The structure of the shed, probably designed by notable architectural firm Reed and Barnes, who were responsible for the Exhibition Buildings, consists of a truss form (modified scissor type), unusual in industrial buildings and more commonly found in ecclesiastical buildings.
The structure was reduced in height when relocated in 1881, and until 1989 was approximately 820 feet long. The surviving section of seven bays (105 feet) is a small fragment of the original.
This building was relocated to the Bylands museum site of the TMSV over 1999-2001, to make way for the Docklands redevelopment. This work was funded by the Docklands Authority, and performed by Kane Constructions under the direction of the architects Allom Lovell & Associates.
It is intended to use this building for two prime functions at Bylands. The first is as a tram restoration workshop, and the second as a display for major tramway-related artefacts.

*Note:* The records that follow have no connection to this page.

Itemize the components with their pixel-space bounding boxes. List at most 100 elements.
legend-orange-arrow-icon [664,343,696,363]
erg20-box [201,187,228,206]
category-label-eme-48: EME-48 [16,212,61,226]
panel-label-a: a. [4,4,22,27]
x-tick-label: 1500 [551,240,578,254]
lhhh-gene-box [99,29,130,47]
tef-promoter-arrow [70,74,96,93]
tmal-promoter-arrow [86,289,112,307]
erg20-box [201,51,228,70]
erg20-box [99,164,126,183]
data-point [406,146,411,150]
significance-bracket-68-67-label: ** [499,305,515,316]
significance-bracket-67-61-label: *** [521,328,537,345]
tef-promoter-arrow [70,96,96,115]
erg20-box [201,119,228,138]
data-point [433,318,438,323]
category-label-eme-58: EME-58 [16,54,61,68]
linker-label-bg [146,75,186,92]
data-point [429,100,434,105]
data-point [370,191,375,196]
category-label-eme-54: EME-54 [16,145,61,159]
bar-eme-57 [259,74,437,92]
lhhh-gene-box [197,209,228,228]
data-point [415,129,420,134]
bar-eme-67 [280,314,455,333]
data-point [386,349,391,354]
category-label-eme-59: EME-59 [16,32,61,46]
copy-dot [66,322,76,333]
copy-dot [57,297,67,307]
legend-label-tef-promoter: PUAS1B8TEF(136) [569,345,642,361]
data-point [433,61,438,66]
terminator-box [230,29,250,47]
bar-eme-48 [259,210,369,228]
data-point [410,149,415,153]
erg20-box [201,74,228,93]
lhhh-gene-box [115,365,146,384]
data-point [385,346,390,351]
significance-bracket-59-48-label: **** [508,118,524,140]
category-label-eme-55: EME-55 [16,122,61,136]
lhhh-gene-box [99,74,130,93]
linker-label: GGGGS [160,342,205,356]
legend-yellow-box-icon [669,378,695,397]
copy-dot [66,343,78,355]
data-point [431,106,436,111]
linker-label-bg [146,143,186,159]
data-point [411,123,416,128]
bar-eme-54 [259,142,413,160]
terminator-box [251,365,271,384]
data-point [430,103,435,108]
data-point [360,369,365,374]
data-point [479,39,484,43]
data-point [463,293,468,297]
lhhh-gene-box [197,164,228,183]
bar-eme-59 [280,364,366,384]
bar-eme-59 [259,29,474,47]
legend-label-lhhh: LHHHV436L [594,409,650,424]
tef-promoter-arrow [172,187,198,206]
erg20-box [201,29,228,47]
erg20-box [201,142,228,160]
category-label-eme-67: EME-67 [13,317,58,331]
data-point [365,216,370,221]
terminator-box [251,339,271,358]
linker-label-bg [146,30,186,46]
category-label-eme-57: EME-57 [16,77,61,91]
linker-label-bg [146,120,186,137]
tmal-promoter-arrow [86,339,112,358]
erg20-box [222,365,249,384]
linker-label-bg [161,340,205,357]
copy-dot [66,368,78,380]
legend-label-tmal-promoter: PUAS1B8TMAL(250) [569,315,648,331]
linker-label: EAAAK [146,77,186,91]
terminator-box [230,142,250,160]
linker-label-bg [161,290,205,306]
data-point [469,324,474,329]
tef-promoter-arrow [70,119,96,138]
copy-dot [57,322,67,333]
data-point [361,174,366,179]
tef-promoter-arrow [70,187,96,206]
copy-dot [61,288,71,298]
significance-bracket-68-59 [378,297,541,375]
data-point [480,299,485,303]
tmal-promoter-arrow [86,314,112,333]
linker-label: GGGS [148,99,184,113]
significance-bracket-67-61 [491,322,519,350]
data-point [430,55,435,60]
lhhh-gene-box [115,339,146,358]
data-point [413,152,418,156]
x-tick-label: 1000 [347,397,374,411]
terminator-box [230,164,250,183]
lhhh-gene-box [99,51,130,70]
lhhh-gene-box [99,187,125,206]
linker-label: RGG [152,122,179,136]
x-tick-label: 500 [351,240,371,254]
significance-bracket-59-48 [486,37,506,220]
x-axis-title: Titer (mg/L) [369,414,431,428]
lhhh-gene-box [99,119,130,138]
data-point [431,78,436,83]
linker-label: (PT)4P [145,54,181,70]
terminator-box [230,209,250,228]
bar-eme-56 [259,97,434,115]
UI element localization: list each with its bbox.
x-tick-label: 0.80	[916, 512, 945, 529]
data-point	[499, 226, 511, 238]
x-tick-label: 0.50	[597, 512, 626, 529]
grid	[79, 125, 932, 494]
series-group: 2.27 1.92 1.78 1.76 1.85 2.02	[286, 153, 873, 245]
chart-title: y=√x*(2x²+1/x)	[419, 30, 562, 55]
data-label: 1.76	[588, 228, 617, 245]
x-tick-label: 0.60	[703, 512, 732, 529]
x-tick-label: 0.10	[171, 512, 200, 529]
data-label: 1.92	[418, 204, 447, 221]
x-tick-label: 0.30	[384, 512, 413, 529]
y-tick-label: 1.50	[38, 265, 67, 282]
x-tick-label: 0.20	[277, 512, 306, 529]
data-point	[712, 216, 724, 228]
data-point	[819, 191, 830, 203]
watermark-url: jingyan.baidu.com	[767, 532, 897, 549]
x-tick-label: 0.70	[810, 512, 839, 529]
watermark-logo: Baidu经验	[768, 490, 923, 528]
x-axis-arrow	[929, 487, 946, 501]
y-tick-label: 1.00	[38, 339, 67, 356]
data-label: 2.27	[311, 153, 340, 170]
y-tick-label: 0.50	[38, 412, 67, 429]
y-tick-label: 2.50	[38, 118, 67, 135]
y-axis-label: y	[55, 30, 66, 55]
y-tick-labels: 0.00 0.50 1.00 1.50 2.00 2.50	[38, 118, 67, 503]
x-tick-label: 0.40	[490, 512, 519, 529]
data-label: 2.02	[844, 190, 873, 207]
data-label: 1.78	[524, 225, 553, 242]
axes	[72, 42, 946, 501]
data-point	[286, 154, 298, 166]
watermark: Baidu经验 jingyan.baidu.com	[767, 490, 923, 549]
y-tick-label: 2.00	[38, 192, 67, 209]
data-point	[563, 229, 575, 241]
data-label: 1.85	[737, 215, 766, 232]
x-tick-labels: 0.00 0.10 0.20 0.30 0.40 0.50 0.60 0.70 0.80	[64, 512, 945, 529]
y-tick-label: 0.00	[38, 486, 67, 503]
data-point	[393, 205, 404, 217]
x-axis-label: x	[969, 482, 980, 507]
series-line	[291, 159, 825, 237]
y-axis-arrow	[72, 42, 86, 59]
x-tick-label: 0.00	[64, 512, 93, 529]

The building is of historical significance as the only known remnant surviving from the extensive timber buildings of the Melbourne International Exhibition of 1880-81. The Exhibition was a major event in Melbournes late-19th century history. It reflected the growing wealth and confidence of the city in the wake of the gold rushes. International Exhibitions were held in several major cities throughout the world during the 19th and early 20th centuries, celebrating mainly Western industrial and commercial achievements, but traces of the buildings erected for the purpose are now rare, giving any surviving buildings added importance.
Furthermore it is one of the oldest remnants of the great 19th century railway goods sheds. By far the greatest part of the sheds history was spent serving as a grain store and goods shed in the Spencer Street rail yards. It thus remains as an important reminder of the character and scale of railway infrastructure when the railways were the main means of transporting bulk goods, and of the important role played by the railways in the development of the State.
The Exhibition Goods Shed is of architectural significance as a rare surviving example of a 19th century international exhibition building. Although substantially reduced from its original size, it is possible to gain some impression of the original scale of the building, and the unusual scissor truss construction is plainly evident.
This building is a listed heritage place under the Heritage Act (1995).